Labour faced dissent over its handling of anti-Semitism after Jeremy Corbyn said “vile” abuse against an MP was unacceptable but the party defended the readmission of a previously-banned activist.
The party leader spoke out after shadow cabinet minister Luciana Berger was subjected to a volley of hate messages on Twitter after posting that she was attending a global anti-Semitism conference in Berlin.
Ms Berger - previously the subject of a 2014 campaign of abuse that led to one man being jailed - posted examples of the latest messages as “a reminder of why it’s necessary”. Mr Corbyn said: “The vile anti-Semitic abuse being directed at Luciana Berger is completely unacceptable. It has no place in our society.”
MP Wes Streeting questioned how that fitted with re-admittance to the party of Vicki Kirby, who was suspended in 2014 when she was the party’s parliamentary candidate for Woking over social media posts.

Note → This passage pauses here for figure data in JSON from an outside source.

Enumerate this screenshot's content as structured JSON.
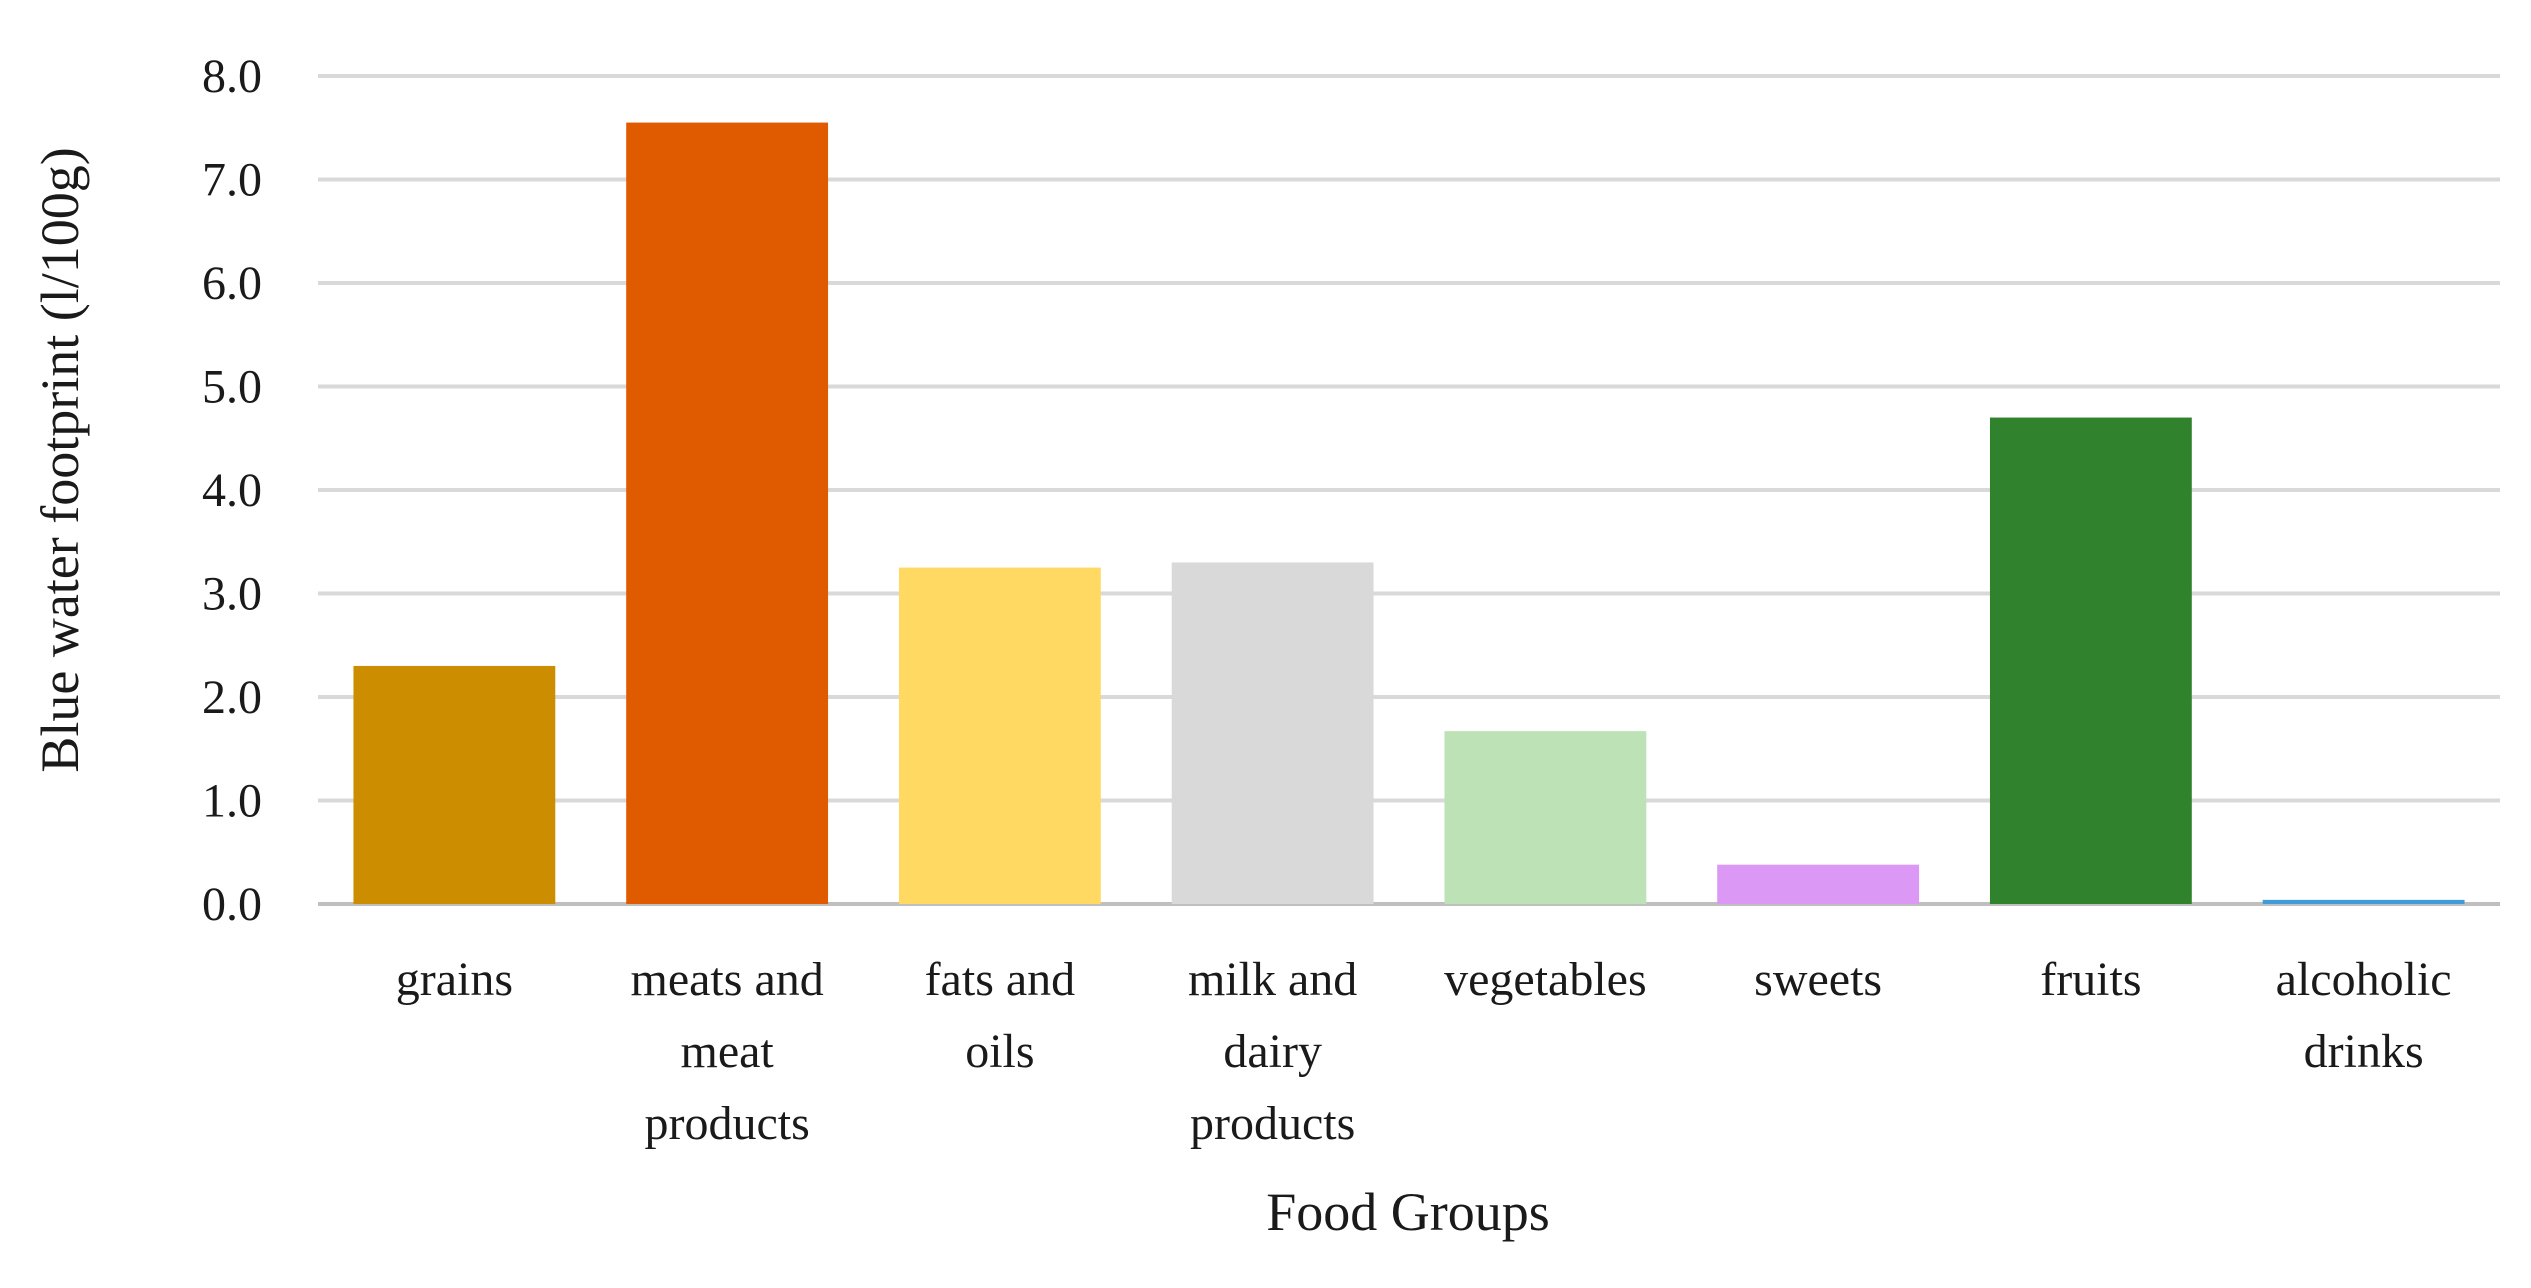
{
  "chart_data": {
    "type": "bar",
    "title": "",
    "xlabel": "Food Groups",
    "ylabel": "Blue water footprint (l/100g)",
    "ylim": [
      0,
      8
    ],
    "yticks": [
      "0.0",
      "1.0",
      "2.0",
      "3.0",
      "4.0",
      "5.0",
      "6.0",
      "7.0",
      "8.0"
    ],
    "grid": true,
    "legend": "none",
    "categories": [
      [
        "grains"
      ],
      [
        "meats and",
        "meat",
        "products"
      ],
      [
        "fats and",
        "oils"
      ],
      [
        "milk and",
        "dairy",
        "products"
      ],
      [
        "vegetables"
      ],
      [
        "sweets"
      ],
      [
        "fruits"
      ],
      [
        "alcoholic",
        "drinks"
      ]
    ],
    "values": [
      2.3,
      7.55,
      3.25,
      3.3,
      1.67,
      0.38,
      4.7,
      0.04
    ],
    "colors": [
      "#CC8E00",
      "#E05A00",
      "#FFD961",
      "#D9D9D9",
      "#BCE2B6",
      "#DB98F5",
      "#31822C",
      "#3F9BD9"
    ]
  }
}
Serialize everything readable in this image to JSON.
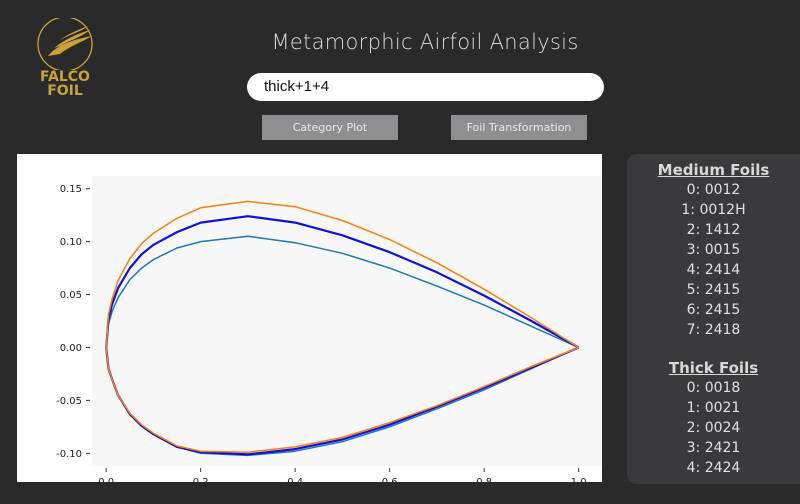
{
  "logo": {
    "line1": "FALCO",
    "line2": "FOIL",
    "color": "#c9a23a"
  },
  "title": "Metamorphic Airfoil Analysis",
  "search": {
    "value": "thick+1+4"
  },
  "buttons": {
    "category_plot": "Category Plot",
    "foil_transformation": "Foil Transformation"
  },
  "sidebar": {
    "groups": [
      {
        "title": "Medium Foils",
        "items": [
          "0: 0012",
          "1: 0012H",
          "2: 1412",
          "3: 0015",
          "4: 2414",
          "5: 2415",
          "6: 2415",
          "7: 2418"
        ]
      },
      {
        "title": "Thick Foils",
        "items": [
          "0: 0018",
          "1: 0021",
          "2: 0024",
          "3: 2421",
          "4: 2424"
        ]
      }
    ]
  },
  "chart_data": {
    "type": "line",
    "xlim": [
      -0.03,
      1.06
    ],
    "ylim": [
      -0.112,
      0.162
    ],
    "xticks": [
      "0.0",
      "0.2",
      "0.4",
      "0.6",
      "0.8",
      "1.0"
    ],
    "yticks": [
      "0.15",
      "0.10",
      "0.05",
      "0.00",
      "-0.05",
      "-0.10"
    ],
    "grid": false,
    "series": [
      {
        "color": "#1f77b4",
        "width": 1.5,
        "x": [
          1.0,
          0.9,
          0.8,
          0.7,
          0.6,
          0.5,
          0.4,
          0.3,
          0.2,
          0.15,
          0.1,
          0.075,
          0.05,
          0.025,
          0.0125,
          0.005,
          0.0,
          0.005,
          0.0125,
          0.025,
          0.05,
          0.075,
          0.1,
          0.15,
          0.2,
          0.3,
          0.4,
          0.5,
          0.6,
          0.7,
          0.8,
          0.9,
          1.0
        ],
        "y": [
          0.0,
          0.02,
          0.04,
          0.058,
          0.075,
          0.089,
          0.099,
          0.105,
          0.1,
          0.094,
          0.083,
          0.075,
          0.064,
          0.047,
          0.034,
          0.022,
          0.0,
          -0.02,
          -0.03,
          -0.045,
          -0.063,
          -0.074,
          -0.082,
          -0.094,
          -0.1,
          -0.102,
          -0.098,
          -0.089,
          -0.075,
          -0.058,
          -0.04,
          -0.02,
          0.0
        ]
      },
      {
        "color": "#1010dd",
        "width": 2.2,
        "x": [
          1.0,
          0.9,
          0.8,
          0.7,
          0.6,
          0.5,
          0.4,
          0.3,
          0.2,
          0.15,
          0.1,
          0.075,
          0.05,
          0.025,
          0.0125,
          0.005,
          0.0,
          0.005,
          0.0125,
          0.025,
          0.05,
          0.075,
          0.1,
          0.15,
          0.2,
          0.3,
          0.4,
          0.5,
          0.6,
          0.7,
          0.8,
          0.9,
          1.0
        ],
        "y": [
          0.0,
          0.025,
          0.049,
          0.071,
          0.09,
          0.106,
          0.118,
          0.124,
          0.118,
          0.109,
          0.097,
          0.088,
          0.075,
          0.056,
          0.041,
          0.027,
          0.0,
          -0.02,
          -0.03,
          -0.045,
          -0.063,
          -0.074,
          -0.082,
          -0.094,
          -0.099,
          -0.101,
          -0.096,
          -0.087,
          -0.073,
          -0.056,
          -0.038,
          -0.019,
          0.0
        ]
      },
      {
        "color": "#ff7f0e",
        "width": 1.5,
        "x": [
          1.0,
          0.9,
          0.8,
          0.7,
          0.6,
          0.5,
          0.4,
          0.3,
          0.2,
          0.15,
          0.1,
          0.075,
          0.05,
          0.025,
          0.0125,
          0.005,
          0.0,
          0.005,
          0.0125,
          0.025,
          0.05,
          0.075,
          0.1,
          0.15,
          0.2,
          0.3,
          0.4,
          0.5,
          0.6,
          0.7,
          0.8,
          0.9,
          1.0
        ],
        "y": [
          0.0,
          0.028,
          0.055,
          0.08,
          0.102,
          0.12,
          0.133,
          0.138,
          0.132,
          0.122,
          0.108,
          0.098,
          0.084,
          0.063,
          0.046,
          0.031,
          0.0,
          -0.02,
          -0.03,
          -0.045,
          -0.062,
          -0.073,
          -0.081,
          -0.093,
          -0.098,
          -0.099,
          -0.094,
          -0.085,
          -0.071,
          -0.055,
          -0.037,
          -0.018,
          0.0
        ]
      }
    ]
  }
}
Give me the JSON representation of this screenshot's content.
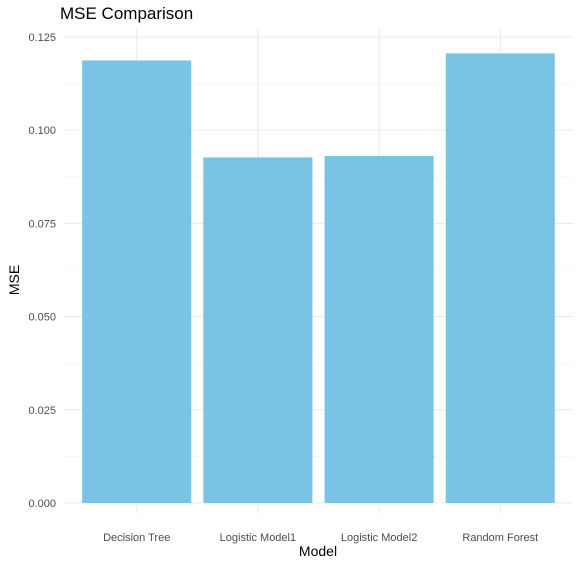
{
  "chart_data": {
    "type": "bar",
    "title": "MSE Comparison",
    "xlabel": "Model",
    "ylabel": "MSE",
    "categories": [
      "Decision Tree",
      "Logistic Model1",
      "Logistic Model2",
      "Random Forest"
    ],
    "values": [
      0.1187,
      0.0927,
      0.0931,
      0.1206
    ],
    "ylim": [
      0,
      0.125
    ],
    "yticks": [
      "0.000",
      "0.025",
      "0.050",
      "0.075",
      "0.100",
      "0.125"
    ],
    "bar_color": "#79C3E5",
    "grid": true,
    "legend": "none"
  }
}
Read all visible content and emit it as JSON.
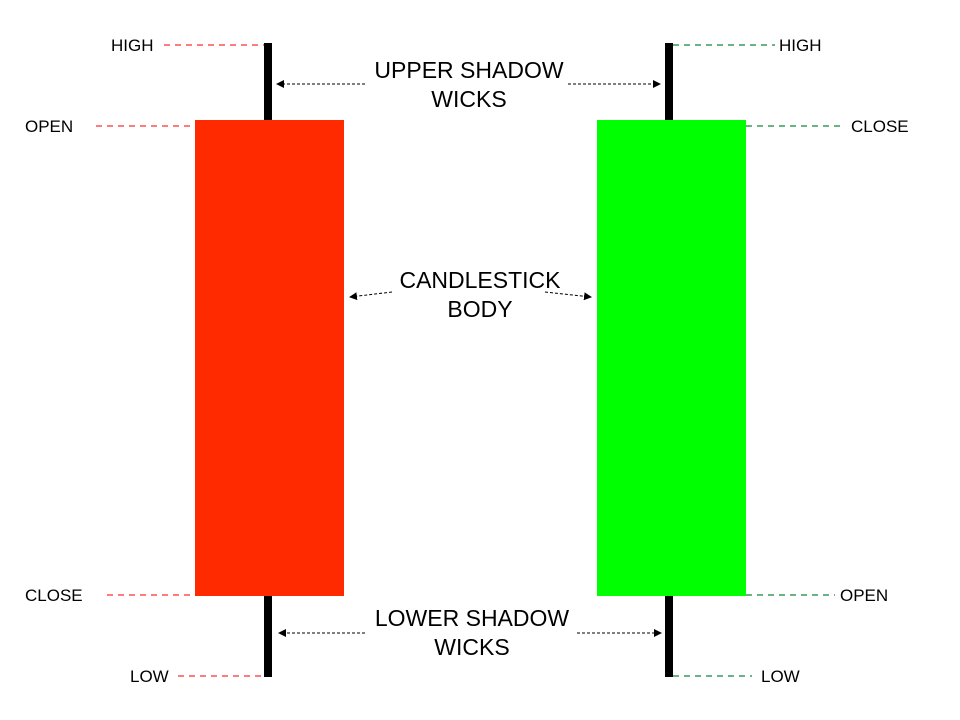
{
  "colors": {
    "bearish_body": "#ff2a00",
    "bearish_dash": "#ff5050",
    "bullish_body": "#00ff00",
    "bullish_dash": "#3a9a5a",
    "wick": "#000000"
  },
  "left_candle": {
    "high": "HIGH",
    "open": "OPEN",
    "close": "CLOSE",
    "low": "LOW"
  },
  "right_candle": {
    "high": "HIGH",
    "close": "CLOSE",
    "open": "OPEN",
    "low": "LOW"
  },
  "callouts": {
    "upper": {
      "line1": "UPPER SHADOW",
      "line2": "WICKS"
    },
    "body": {
      "line1": "CANDLESTICK",
      "line2": "BODY"
    },
    "lower": {
      "line1": "LOWER SHADOW",
      "line2": "WICKS"
    }
  }
}
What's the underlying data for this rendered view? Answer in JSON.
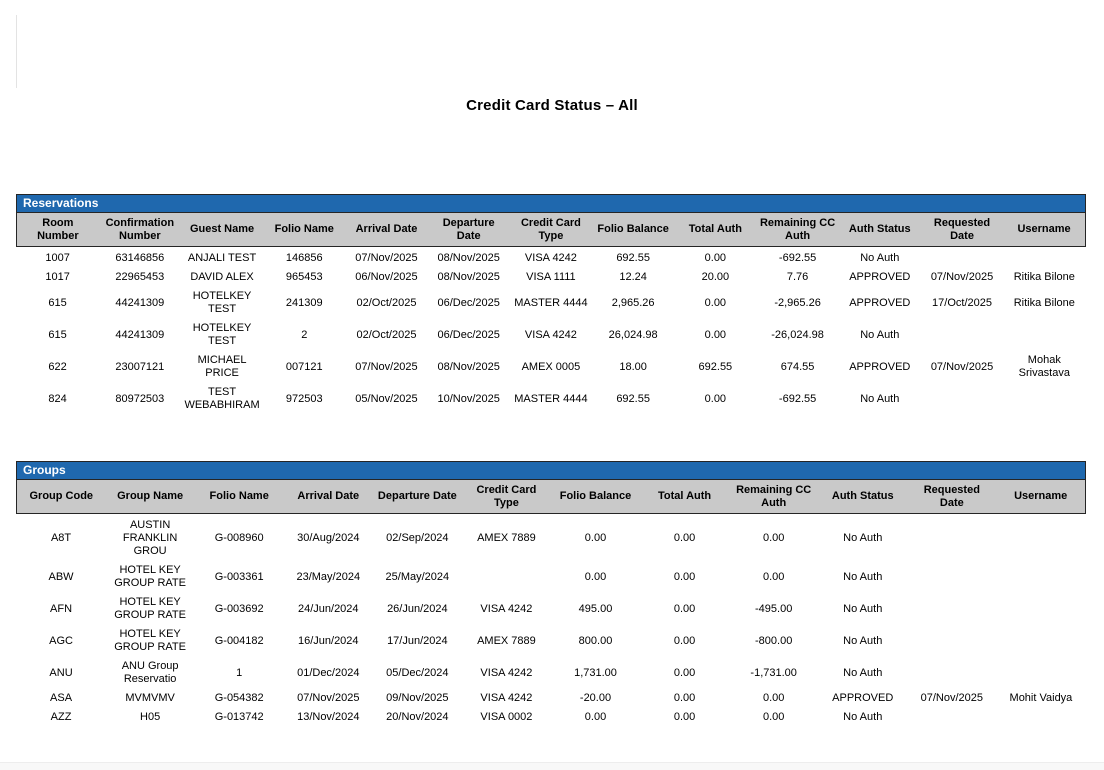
{
  "page": {
    "title": "Credit Card Status – All"
  },
  "colors": {
    "section_bar": "#1F68AE",
    "header_row": "#C9C9C9"
  },
  "reservations": {
    "section_label": "Reservations",
    "columns": [
      "Room Number",
      "Confirmation Number",
      "Guest Name",
      "Folio Name",
      "Arrival Date",
      "Departure Date",
      "Credit Card Type",
      "Folio Balance",
      "Total Auth",
      "Remaining CC Auth",
      "Auth Status",
      "Requested Date",
      "Username"
    ],
    "rows": [
      [
        "1007",
        "63146856",
        "ANJALI TEST",
        "146856",
        "07/Nov/2025",
        "08/Nov/2025",
        "VISA 4242",
        "692.55",
        "0.00",
        "-692.55",
        "No Auth",
        "",
        ""
      ],
      [
        "1017",
        "22965453",
        "DAVID ALEX",
        "965453",
        "06/Nov/2025",
        "08/Nov/2025",
        "VISA 1111",
        "12.24",
        "20.00",
        "7.76",
        "APPROVED",
        "07/Nov/2025",
        "Ritika Bilone"
      ],
      [
        "615",
        "44241309",
        "HOTELKEY TEST",
        "241309",
        "02/Oct/2025",
        "06/Dec/2025",
        "MASTER 4444",
        "2,965.26",
        "0.00",
        "-2,965.26",
        "APPROVED",
        "17/Oct/2025",
        "Ritika Bilone"
      ],
      [
        "615",
        "44241309",
        "HOTELKEY TEST",
        "2",
        "02/Oct/2025",
        "06/Dec/2025",
        "VISA 4242",
        "26,024.98",
        "0.00",
        "-26,024.98",
        "No Auth",
        "",
        ""
      ],
      [
        "622",
        "23007121",
        "MICHAEL PRICE",
        "007121",
        "07/Nov/2025",
        "08/Nov/2025",
        "AMEX 0005",
        "18.00",
        "692.55",
        "674.55",
        "APPROVED",
        "07/Nov/2025",
        "Mohak Srivastava"
      ],
      [
        "824",
        "80972503",
        "TEST WEBABHIRAM",
        "972503",
        "05/Nov/2025",
        "10/Nov/2025",
        "MASTER 4444",
        "692.55",
        "0.00",
        "-692.55",
        "No Auth",
        "",
        ""
      ]
    ]
  },
  "groups": {
    "section_label": "Groups",
    "columns": [
      "Group Code",
      "Group Name",
      "Folio Name",
      "Arrival Date",
      "Departure Date",
      "Credit Card Type",
      "Folio Balance",
      "Total Auth",
      "Remaining CC Auth",
      "Auth Status",
      "Requested Date",
      "Username"
    ],
    "rows": [
      [
        "A8T",
        "AUSTIN FRANKLIN GROU",
        "G-008960",
        "30/Aug/2024",
        "02/Sep/2024",
        "AMEX 7889",
        "0.00",
        "0.00",
        "0.00",
        "No Auth",
        "",
        ""
      ],
      [
        "ABW",
        "HOTEL KEY GROUP RATE",
        "G-003361",
        "23/May/2024",
        "25/May/2024",
        "",
        "0.00",
        "0.00",
        "0.00",
        "No Auth",
        "",
        ""
      ],
      [
        "AFN",
        "HOTEL KEY GROUP RATE",
        "G-003692",
        "24/Jun/2024",
        "26/Jun/2024",
        "VISA 4242",
        "495.00",
        "0.00",
        "-495.00",
        "No Auth",
        "",
        ""
      ],
      [
        "AGC",
        "HOTEL KEY GROUP RATE",
        "G-004182",
        "16/Jun/2024",
        "17/Jun/2024",
        "AMEX 7889",
        "800.00",
        "0.00",
        "-800.00",
        "No Auth",
        "",
        ""
      ],
      [
        "ANU",
        "ANU Group Reservatio",
        "1",
        "01/Dec/2024",
        "05/Dec/2024",
        "VISA 4242",
        "1,731.00",
        "0.00",
        "-1,731.00",
        "No Auth",
        "",
        ""
      ],
      [
        "ASA",
        "MVMVMV",
        "G-054382",
        "07/Nov/2025",
        "09/Nov/2025",
        "VISA 4242",
        "-20.00",
        "0.00",
        "0.00",
        "APPROVED",
        "07/Nov/2025",
        "Mohit Vaidya"
      ],
      [
        "AZZ",
        "H05",
        "G-013742",
        "13/Nov/2024",
        "20/Nov/2024",
        "VISA 0002",
        "0.00",
        "0.00",
        "0.00",
        "No Auth",
        "",
        ""
      ]
    ]
  }
}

They included a tirade which described Israel as “evil” and one suggesting Hitler might be the “Zionist God”. The Guido Fawkes website revealed however that she was recently elected the local party’s vice-chair after being readmitted following the offence.
A Labour spokeswoman said: “Following her resignation as a parliamentary candidate she received a warning from the NEC on her future conduct and the suspension was then lifted. If new evidence comes to light, the Labour Party will review that evidence and make sure the rules of the party are upheld.”
A spokesman for Mr Corbyn said: “A decision was taken in 2014 to warn her but leave her in membership. Jeremy Corbyn has no involvement in the process.”